GROWTH AT RISK | |||
In Rs crore | Jun '12 | CY2012E | CY2013E |
Net sales | 506.5 | 1895.5 | 2237.5 |
% change y-o-y | 17.0 | 22.0 | 18.0 |
Operating profit | 85.9 | 317.0 | 387.0 |
% change y-o-y | 23.6 | 31.0 | 22.1 |
Net profit | 52.7 | 193.0 | 219.3 |
% change y-o-y | 28.4 | 33.1 | 13.6 |
Year ending is December E: Estimates Source: Company, Analysts reports |
The rise in operating profit margin (17 per cent) and net profit margin (10.4 per cent) would have been more if rents hadn’t risen significantly. As s percentage of sales, rents rose 208 basis points, eroding savings in employee costs, which slipped to single digit for the first time (9.7 per cent of sales; down 141 basis points). Ranganathan says, “The stores were opened in metro cities and malls, where rents are higher and based on a large format, with a store size of about 3,000 sq ft. For the fifth quarter, rental expenses continue to impact operating margin.” However, thanks to savings in raw materials, the company was able to improve its operating profit margin.
Wait and watch
Until the results for the quarter were announced, the sentiment for Bata was quite upbeat. A June 22 report by Nirmal Bang said the management was upbeat on its prospects and felt the growth momentum was on track, even in the current scenario. Similarly, IDFC Institutional Securities’ report of June 27 stated the company wasn’t seeing any signs of a slowdown. However, after the results were announced, revenue growth momentum, the biggest investment argument in favour of the stock, seems to be at risk.

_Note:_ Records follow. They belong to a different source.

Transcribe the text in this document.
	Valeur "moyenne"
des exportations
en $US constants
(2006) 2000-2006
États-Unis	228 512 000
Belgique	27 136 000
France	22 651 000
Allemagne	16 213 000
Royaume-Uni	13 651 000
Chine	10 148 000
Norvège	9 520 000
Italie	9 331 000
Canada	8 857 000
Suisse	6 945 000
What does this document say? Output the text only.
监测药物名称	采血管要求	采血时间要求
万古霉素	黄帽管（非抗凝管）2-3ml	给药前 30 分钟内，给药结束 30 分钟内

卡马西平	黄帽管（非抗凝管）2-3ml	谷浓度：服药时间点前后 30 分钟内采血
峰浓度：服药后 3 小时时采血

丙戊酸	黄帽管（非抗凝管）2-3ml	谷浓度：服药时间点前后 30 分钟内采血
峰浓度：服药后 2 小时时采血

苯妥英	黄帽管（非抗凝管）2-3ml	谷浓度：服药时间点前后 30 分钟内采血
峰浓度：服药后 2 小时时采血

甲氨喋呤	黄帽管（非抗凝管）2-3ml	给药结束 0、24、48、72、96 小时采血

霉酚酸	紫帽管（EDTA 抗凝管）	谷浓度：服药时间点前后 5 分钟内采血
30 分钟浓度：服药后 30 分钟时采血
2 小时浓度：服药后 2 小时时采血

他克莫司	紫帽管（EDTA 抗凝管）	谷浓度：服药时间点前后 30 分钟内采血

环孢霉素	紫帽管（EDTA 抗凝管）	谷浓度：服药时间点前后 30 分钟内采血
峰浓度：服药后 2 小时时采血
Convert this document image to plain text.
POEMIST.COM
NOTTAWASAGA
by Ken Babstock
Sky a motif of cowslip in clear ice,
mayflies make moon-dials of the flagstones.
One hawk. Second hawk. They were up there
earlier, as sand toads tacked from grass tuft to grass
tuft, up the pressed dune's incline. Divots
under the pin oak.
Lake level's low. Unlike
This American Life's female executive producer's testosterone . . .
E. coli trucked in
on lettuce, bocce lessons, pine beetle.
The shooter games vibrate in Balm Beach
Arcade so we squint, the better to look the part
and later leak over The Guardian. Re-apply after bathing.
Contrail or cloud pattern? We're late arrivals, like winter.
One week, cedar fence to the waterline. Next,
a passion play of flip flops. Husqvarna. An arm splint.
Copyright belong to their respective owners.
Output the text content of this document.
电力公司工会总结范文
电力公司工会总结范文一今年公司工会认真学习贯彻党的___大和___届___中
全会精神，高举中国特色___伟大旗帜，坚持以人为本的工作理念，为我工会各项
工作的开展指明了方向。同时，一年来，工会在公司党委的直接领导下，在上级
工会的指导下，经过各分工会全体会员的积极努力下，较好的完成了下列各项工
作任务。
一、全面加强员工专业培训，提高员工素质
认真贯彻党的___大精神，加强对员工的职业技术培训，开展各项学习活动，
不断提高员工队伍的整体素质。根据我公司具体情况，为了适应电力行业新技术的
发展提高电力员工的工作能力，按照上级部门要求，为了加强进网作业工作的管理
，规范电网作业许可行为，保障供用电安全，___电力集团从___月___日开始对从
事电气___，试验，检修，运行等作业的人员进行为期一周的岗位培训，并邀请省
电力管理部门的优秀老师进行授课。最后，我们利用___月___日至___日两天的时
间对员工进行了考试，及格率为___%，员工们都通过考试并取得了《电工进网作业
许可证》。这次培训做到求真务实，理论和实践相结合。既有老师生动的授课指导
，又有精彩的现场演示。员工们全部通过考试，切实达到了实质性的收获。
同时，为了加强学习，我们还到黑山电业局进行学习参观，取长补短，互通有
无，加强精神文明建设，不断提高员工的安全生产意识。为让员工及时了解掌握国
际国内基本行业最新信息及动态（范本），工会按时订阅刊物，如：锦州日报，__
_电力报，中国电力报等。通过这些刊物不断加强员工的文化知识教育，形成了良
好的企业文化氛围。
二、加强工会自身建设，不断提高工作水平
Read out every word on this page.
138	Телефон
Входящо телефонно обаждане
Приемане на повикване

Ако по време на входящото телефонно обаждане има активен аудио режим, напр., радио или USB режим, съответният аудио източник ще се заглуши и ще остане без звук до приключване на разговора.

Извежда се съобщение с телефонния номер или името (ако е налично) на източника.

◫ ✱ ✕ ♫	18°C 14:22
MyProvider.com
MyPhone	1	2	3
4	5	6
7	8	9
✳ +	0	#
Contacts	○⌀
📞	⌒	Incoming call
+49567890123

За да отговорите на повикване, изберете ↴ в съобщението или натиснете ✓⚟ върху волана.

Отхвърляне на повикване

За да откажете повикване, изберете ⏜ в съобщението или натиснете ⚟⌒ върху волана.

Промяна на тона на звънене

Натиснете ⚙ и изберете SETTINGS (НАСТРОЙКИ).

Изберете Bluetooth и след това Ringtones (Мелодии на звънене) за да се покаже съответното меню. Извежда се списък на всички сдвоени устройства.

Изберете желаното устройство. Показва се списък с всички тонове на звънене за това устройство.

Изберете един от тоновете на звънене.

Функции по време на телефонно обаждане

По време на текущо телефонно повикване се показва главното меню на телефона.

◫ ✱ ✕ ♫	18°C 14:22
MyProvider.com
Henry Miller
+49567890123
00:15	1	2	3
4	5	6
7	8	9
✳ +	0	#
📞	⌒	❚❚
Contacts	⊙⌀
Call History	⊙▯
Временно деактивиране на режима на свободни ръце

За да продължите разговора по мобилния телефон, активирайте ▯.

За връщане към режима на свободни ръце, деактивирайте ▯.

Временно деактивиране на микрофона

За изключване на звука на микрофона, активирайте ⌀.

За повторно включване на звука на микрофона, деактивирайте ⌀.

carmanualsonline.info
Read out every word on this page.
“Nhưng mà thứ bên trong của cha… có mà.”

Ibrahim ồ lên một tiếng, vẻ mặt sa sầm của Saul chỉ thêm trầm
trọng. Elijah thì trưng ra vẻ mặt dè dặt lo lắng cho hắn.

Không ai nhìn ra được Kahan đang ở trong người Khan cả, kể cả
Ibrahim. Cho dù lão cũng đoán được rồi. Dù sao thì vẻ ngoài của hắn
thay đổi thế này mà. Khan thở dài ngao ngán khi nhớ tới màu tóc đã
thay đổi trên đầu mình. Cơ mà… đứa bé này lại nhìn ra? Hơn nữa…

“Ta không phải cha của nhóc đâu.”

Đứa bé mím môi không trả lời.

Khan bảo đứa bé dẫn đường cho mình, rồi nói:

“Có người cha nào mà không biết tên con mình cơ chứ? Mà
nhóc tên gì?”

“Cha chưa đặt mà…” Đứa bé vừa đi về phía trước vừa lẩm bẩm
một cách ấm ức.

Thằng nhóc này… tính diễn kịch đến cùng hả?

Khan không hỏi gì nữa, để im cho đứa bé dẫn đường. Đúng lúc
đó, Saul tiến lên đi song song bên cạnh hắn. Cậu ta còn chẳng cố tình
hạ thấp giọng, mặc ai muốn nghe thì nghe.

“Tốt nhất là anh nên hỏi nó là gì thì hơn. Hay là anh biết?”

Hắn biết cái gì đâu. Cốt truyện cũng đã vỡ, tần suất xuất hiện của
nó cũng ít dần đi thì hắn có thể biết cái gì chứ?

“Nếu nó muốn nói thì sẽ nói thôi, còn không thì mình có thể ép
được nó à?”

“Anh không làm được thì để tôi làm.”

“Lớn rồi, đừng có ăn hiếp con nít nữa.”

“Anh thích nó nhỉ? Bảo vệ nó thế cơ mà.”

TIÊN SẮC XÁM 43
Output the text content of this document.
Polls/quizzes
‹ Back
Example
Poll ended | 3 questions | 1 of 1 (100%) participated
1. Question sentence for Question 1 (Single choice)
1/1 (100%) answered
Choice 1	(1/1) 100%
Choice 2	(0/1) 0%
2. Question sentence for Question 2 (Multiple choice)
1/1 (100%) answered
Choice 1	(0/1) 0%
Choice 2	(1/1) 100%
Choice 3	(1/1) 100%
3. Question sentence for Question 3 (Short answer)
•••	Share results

Though the company plans to open 150 stores this year (it has already added 100 stores till date), the lower-than-expected sales growth, coupled with the quick rise in rents, could restrict margins. Kamani of Nirmal Bang says, “It would be difficult for Bata to improve the operating margin from the current levels if the pace of revenue growth moderates in the second half of this year.”
The company’s stock is trading close to the higher end of its seven-year historical band of 15-25 times. Therefore, there is potential downside risk if the sales momentum slows further, or if growth disappoints.